Le judo : un espace d'adaptation socio-conative

 

TURPIN Jean Philippe

Equipe Corps et Culture

UFRSTAPS

700 Avenue du Pic St Loup

34090 Montpellier

j-philippe.turpin@worldonline.fr 

Lieu de travail

1 Le judo comme médiateur :

Il s'agit d'envisager les arts martiaux, et plus précisément le judo, dans sa fonction de médiation de l'homme avec le monde. Le judo peut-être en effet considéré comme l'un des nombreux outils dont se sont dotées les sociétés pour à la fois se représenter et exprimer leur expérience du réel. Dans la mesure où il est institué, donc représentatif d'une culture, il a une double fonction. La première est collective : elle consiste à permettre aux individus d'exprimer, à une époque donnée, des préoccupations sociales, des conations[1] collectives. Ce n'est pas un hasard si le Japon fut si réceptif à l'introduction du judo répondant très précisément à ses aspirations de modernisation et d'autonomisation. La deuxième est individuelle : le sujet qui pratique le judo est tenu d'en percevoir la logique profonde, les codes, les valeurs... L'activité contribue ainsi à son inscription dans le monde. Mais si le sujet a besoin d'intégrer ces données, il n'empêche qu'il les fait toujours fonctionner à l'aune de ses propres finalités, de ses conations individuelles. Il ne s'agit donc pas d'un processus au cours duquel on inculque au sujet passif une norme constituée mais plutôt d'un ajustement socio-conatif qui devient alors constituant. C'est aussi cet espace, ce léger décalage entre finalités de l'activité et finalités du sujet qui permet de comprendre l'évolution de l'activité au fil du temps.

C'est cette fonction d'inscription du sujet dans un système symbolique qui sera plus particulièrement analysée ici à partir de l'étude de trois enfants pratiquant le judo dans un centre de rééducation psychologique.
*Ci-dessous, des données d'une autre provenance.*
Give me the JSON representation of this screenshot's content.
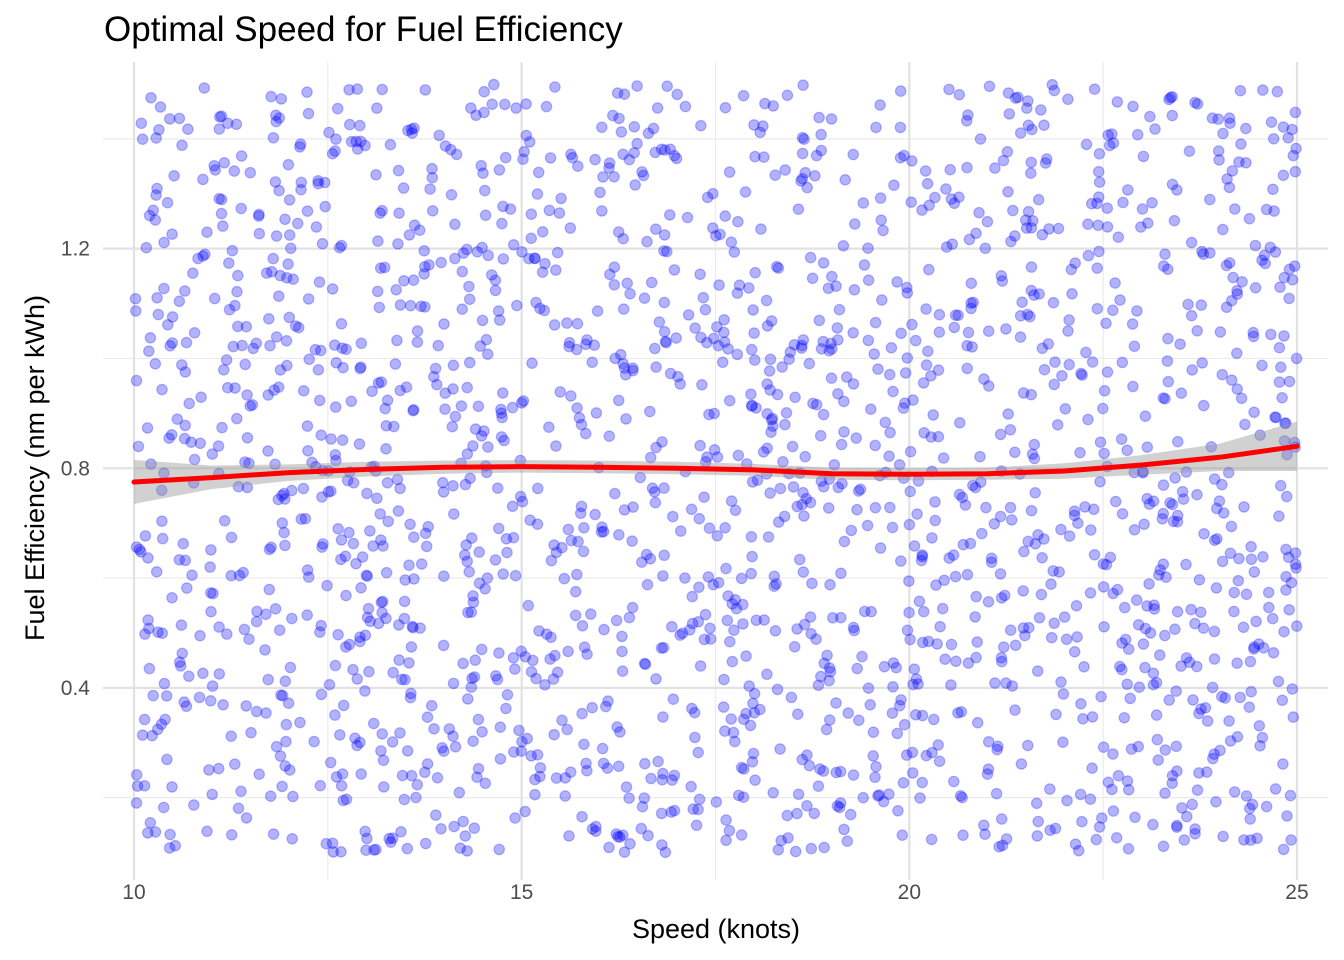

Il s'agit de montrer comment l'investissement de ces enfants est fortement dépendant du vécu individuel de chacun d'entre eux, alors même qu'ils pratiquent dans les mêmes conditions. Cette analyse permet de comprendre les processus d'ajustements socio-conatifs qui sont mis en œuvre dans la pratique d'une activité physique et comment ils contribuent à nous éclairer sur le fonctionnement du sujet en difficulté d'adaptation.

 

2 Les enfants de l'abandon

Le travail se situe dans le champs des activités physiques adaptées, pratiques d'éducation physique proposée aux populations en difficulté d'adaptation. Les enfants qui ont fait l'objet de l'étude sont présentés comme souffrant de troubles du comportement et de la conduite : ils ont été placés dans une institution suite à des échecs scolaires massifs. Pour les caractériser mieux on pourrait dire que ce sont des enfants qui ont soufferts de carences affectives importantes C'est pourquoi le terme "d'enfants abandonniques" sera préféré à "troubles du comportement" qui demeure une notion trop peu explicite. Abandonniques parce que non abandonnés ; Gaspari-Carrière, dans son ouvrage (Gaspari-Carrière, 1989) rappelle que la caractéristiques de ces enfants est de n’avoir jamais été clairement abandonnés, sans avoir été pleinement désirés.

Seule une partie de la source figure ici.